La vita complicata dell’ospedale in Fiera

31 Ottobre 2020 di fabio pizzul

Raccolgo molte segnalazioni riguardo le modalità di reclutamento del personale per la riattivazione del cosiddetto ospedale in fiera di Milano. E’ stato evidente fin dall’annuncio del progetto, all’inizio del mese di marzo, che il principale problema sarebbe stato quello del reperimento del personale necessario per il suo funzionamento.

La delibera con cui si riapre, di fatto, la struttura, prevede il coinvolgimento di ben 11 strutture ospedaliere della regione, con precisazione riguardo la necessità di reperire personale qualificato a fronte di una disponibilità, preferibilmente, in forma volontaria.
Mi sembra che ci sia stata una grande sottovalutazione del possibile impatto di questa scelta sugli ospedali chiamati in causa.

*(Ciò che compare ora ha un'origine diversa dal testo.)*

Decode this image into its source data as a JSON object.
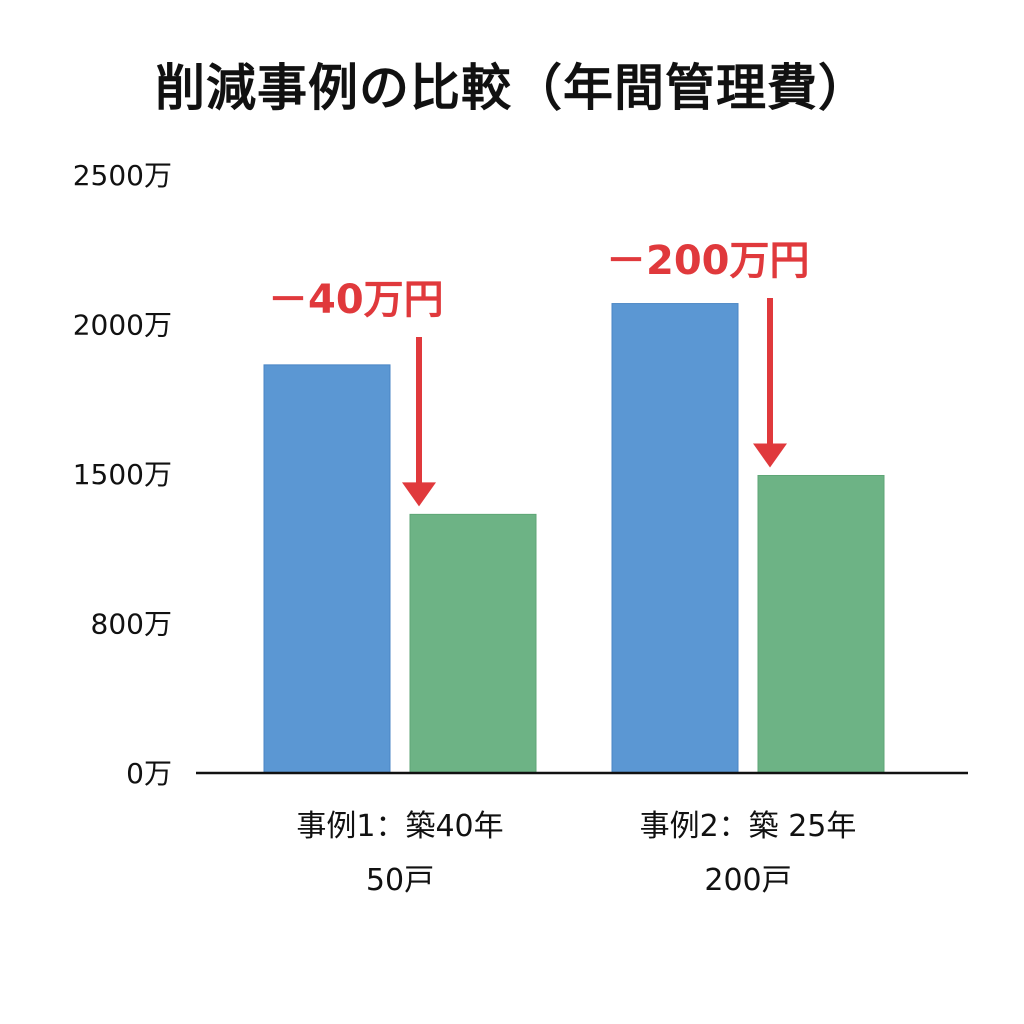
{
  "chart_data": {
    "type": "bar",
    "title": "削減事例の比較（年間管理費）",
    "yticks": [
      {
        "label": "0万",
        "value": 0
      },
      {
        "label": "800万",
        "value": 1
      },
      {
        "label": "1500万",
        "value": 2
      },
      {
        "label": "2000万",
        "value": 3
      },
      {
        "label": "2500万",
        "value": 4
      }
    ],
    "ylim": [
      0,
      4
    ],
    "grid": true,
    "categories": [
      {
        "line1": "事例1：築40年",
        "line2": "50戸"
      },
      {
        "line1": "事例2：築 25年",
        "line2": "200戸"
      }
    ],
    "series": [
      {
        "color": "#5b97d3",
        "values": [
          2.73,
          3.14
        ]
      },
      {
        "color": "#6db385",
        "values": [
          1.73,
          1.99
        ]
      }
    ],
    "annotations": [
      {
        "category": 0,
        "label": "－40万円"
      },
      {
        "category": 1,
        "label": "－200万円"
      }
    ],
    "annotation_color": "#e0393c"
  }
}
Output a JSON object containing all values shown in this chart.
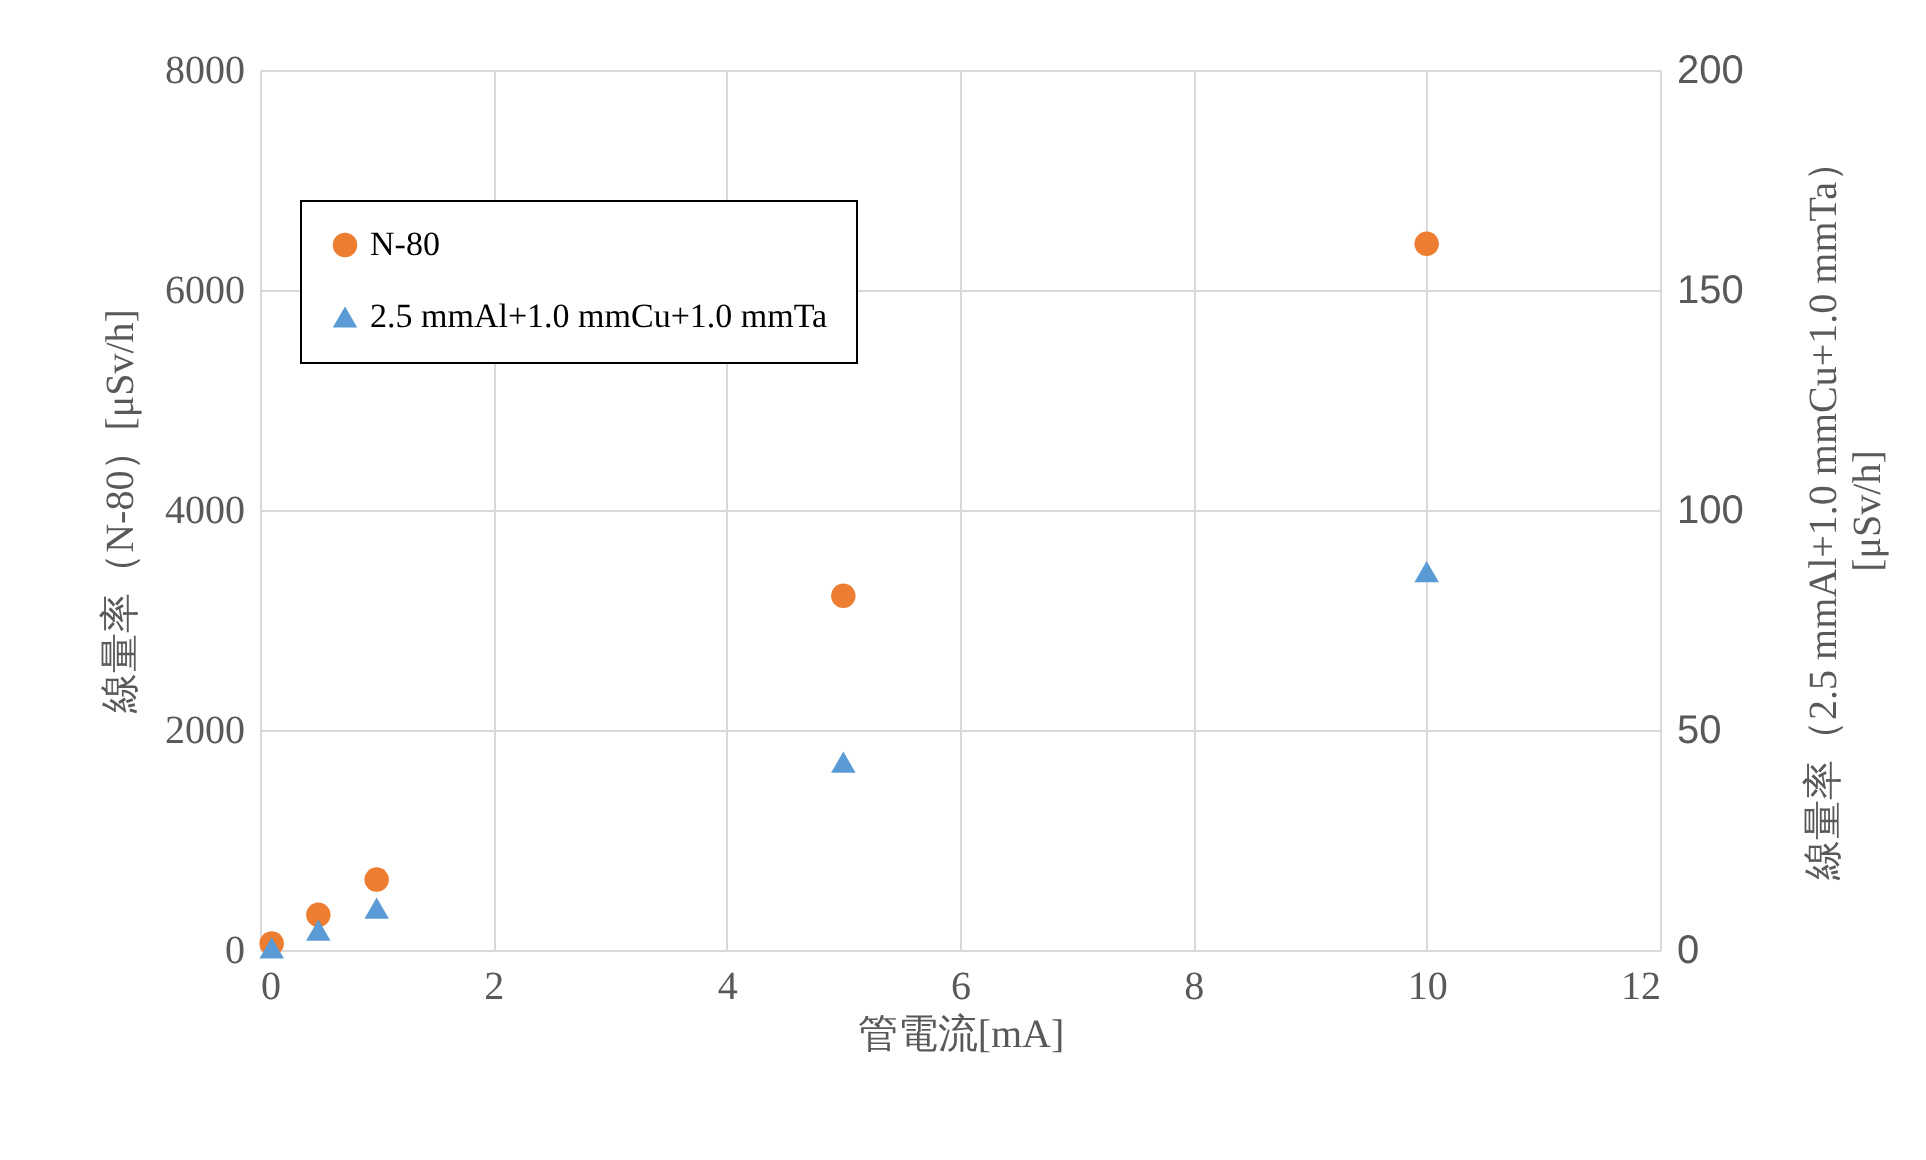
{
  "chart_data": {
    "type": "scatter",
    "xlabel": "管電流[mA]",
    "ylabel": "線量率（N-80）[μSv/h]",
    "y2label": "線量率（2.5 mmAl+1.0 mmCu+1.0 mmTa）\n[μSv/h]",
    "x": [
      0.1,
      0.5,
      1,
      5,
      10
    ],
    "series": [
      {
        "name": "N-80",
        "color": "#ed7d31",
        "marker": "circle",
        "values": [
          60,
          320,
          640,
          3220,
          6420
        ]
      },
      {
        "name": "2.5 mmAl+1.0 mmCu+1.0 mmTa",
        "color": "#5b9bd5",
        "marker": "triangle",
        "axis": "y2",
        "values": [
          0.5,
          4.5,
          9.5,
          42.7,
          86
        ]
      }
    ],
    "xlim": [
      0,
      12
    ],
    "xticks": [
      0,
      2,
      4,
      6,
      8,
      10,
      12
    ],
    "ylim": [
      0,
      8000
    ],
    "yticks": [
      0,
      2000,
      4000,
      6000,
      8000
    ],
    "y2lim": [
      0,
      200
    ],
    "y2ticks": [
      0,
      50,
      100,
      150,
      200
    ],
    "grid": true,
    "legend": "top left"
  }
}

Mi risulta anche che la volontarietà del coinvolgimento sia solo sulla carta e che ci siano forti pressioni sul personale e sulle strutture che non contribuiscono certo a creare i presupposti per una buona gestione dell’emergenza.
Capisco la difficoltà di reperire nuovo personale adeguatamente formato e specializzato, ma sono molto preoccupati per le segnalazioni che stanno arrivando e per una modalità di gestione dell’intera operazione ospedale in fiera che pare più funzionale a giustificare l’intero progetto che a fornire un reale e decisivo contributo all’emergenza. Anche l’eventuale coinvolgimento di specializzandi non fa che alimentari i dubbi riguardo il livello di assistenza che la struttura deve essere in grado di garantire e quali pazienti sia destinata ad accogliere.
Mi chiedo se la questione non potesse essere gestita in modo diverso e preparata nei mesi in cui la struttura è stata chiusa.
Se, come mi pareva di aver capito, la struttura in fiera era stata individuata come parte del sistema di emergenza della Protezione Civile Nazionale, perché non ci si è attivati per chiedere che da lì arrivasse un contributo decisivo a livello di personale? Non vorrei che la foga “autarchica” della Lombardia abbia creato più problemi che vantaggi.
Indietro, comunque, non si torna: l’ospedale in fiera ora deve funzionare ed è parte della rete di potenziamento delle terapie intensive, credo però che si debba evitare che questa operazione metta sotto stress gli altri ospedali.